Für den in Berlin lebenden russischen Schriftsteller Friedrich Gorenstein ist ''Russkij Berlin'' einfach eine miserable Zeitung ohne Kultur. Für Wladimir Kaminer dagegen ist es eine Zeitung für die 50-jährigen, in der Regel Arbeitsloser Russen, die reichlich Stoff haben wollen, um sich zu ärgern: '' Auch die haben das Recht auf eine Zeitung .'' Und außerdem, so Kaminer, habe die Feldmanns viele Arbeitsplätze für Russen geschaffen.

In Berlin, rechnet Dmitrij Feldmann vor, gibt es 100 000 potenzielle Leser. 30 000 russische Juden, die in der Regel gut ausgebildet sind, der Rest Spätaussiedler mit dem Deutschen Pass, russischer Sprache und schlechter Ausbildung. In ganz Deutschland sind es entsprechend mehr. Deshalb hat Feldmann den Ableger ''Russkaja Germanija'' für ganz Deutschland und 1999 ''Rheinskaja Gazeta'' für das Rhein-Ruhrgebiet gegründet. Ihr Ziel: '' Russkij Berlin'' soll eine Tageszeitung werden.

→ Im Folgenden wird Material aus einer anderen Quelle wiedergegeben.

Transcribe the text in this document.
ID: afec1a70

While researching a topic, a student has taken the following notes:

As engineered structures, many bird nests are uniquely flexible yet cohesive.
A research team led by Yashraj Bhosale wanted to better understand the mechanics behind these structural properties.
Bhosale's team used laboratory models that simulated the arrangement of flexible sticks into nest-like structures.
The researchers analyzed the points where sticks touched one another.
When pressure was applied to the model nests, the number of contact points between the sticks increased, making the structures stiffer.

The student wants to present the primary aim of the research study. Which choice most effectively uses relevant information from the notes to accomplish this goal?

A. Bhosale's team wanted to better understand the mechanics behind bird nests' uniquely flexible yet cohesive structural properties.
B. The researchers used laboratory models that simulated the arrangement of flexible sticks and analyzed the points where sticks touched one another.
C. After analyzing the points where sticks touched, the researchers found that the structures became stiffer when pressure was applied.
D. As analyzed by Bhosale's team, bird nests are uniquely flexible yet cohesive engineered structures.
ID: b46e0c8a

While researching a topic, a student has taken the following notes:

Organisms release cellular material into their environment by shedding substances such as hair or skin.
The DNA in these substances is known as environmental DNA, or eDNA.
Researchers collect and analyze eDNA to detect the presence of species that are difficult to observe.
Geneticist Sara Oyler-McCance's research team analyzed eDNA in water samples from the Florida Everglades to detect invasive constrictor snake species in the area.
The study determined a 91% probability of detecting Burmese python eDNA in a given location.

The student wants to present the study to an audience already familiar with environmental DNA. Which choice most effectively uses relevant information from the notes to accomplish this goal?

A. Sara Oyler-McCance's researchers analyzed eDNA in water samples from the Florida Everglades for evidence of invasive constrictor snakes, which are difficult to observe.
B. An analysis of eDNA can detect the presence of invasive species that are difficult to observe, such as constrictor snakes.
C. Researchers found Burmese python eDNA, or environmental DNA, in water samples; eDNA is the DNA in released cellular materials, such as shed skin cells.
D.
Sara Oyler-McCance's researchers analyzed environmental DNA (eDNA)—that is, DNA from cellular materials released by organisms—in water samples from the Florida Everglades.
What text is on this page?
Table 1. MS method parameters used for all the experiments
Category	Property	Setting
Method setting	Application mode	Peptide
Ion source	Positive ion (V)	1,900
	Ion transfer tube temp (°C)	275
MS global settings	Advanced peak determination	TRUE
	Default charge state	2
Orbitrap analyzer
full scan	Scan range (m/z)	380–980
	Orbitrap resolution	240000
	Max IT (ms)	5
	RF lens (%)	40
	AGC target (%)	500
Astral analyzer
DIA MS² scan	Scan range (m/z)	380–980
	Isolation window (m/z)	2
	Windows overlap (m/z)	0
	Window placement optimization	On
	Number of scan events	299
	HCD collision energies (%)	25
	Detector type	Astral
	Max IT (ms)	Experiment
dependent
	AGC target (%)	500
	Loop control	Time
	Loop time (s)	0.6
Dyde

Mit vier Leuten haben die Feldmanns vor fünf Jahren angefangen. Boris, der Journalist, wurde Chefredakteur und Dmitrij Geschäftsführer. Mittlerweile beschäftigen die beiden 30 Mitarbeiter in Berlin, einen in München und Lübeck und fünf in Düsseldorf. Der Preis ist auf 2,20 DM gestiegen, der Umpfang von 12 auf 32 Seiten. Die Auflage klettert ebenfalsständig: Alle drei Zeitungen zusammen kommen auf 84 000 Exemplare. Die jungen Russen erreichen die Feldmanns mit ihrer Zeitung jedoch nicht. Die lesen laut Kaminer lieber englische oder Deutsche Zeitungen. Im März bringt der Verlag deshalb ein deutschsprachiges Monatsheft heraus, den ''Russland Insider Reporter''. Ein Heft, das ausschließlich über Russland berichtet und daher wohl eher Arbeitsplätze für, als Leser unter den Russen schaft.

Die Feldmanns beschränken sich aber nicht auf Zeitungen. ''Wir wollen ein ganz normales Geschäft aufbauen'', sagt Dmitrij. Ein Russisches Geschäft. Vergangenes Jahr haben sie sich um eine Radiofrequenz beworben, die dann das FAZ.Radio bekam. Im Moment überlegen sie, ein russisches Wählerbündniss zu gründen, um in Zukunft mal an einen russische Partei denken zu können.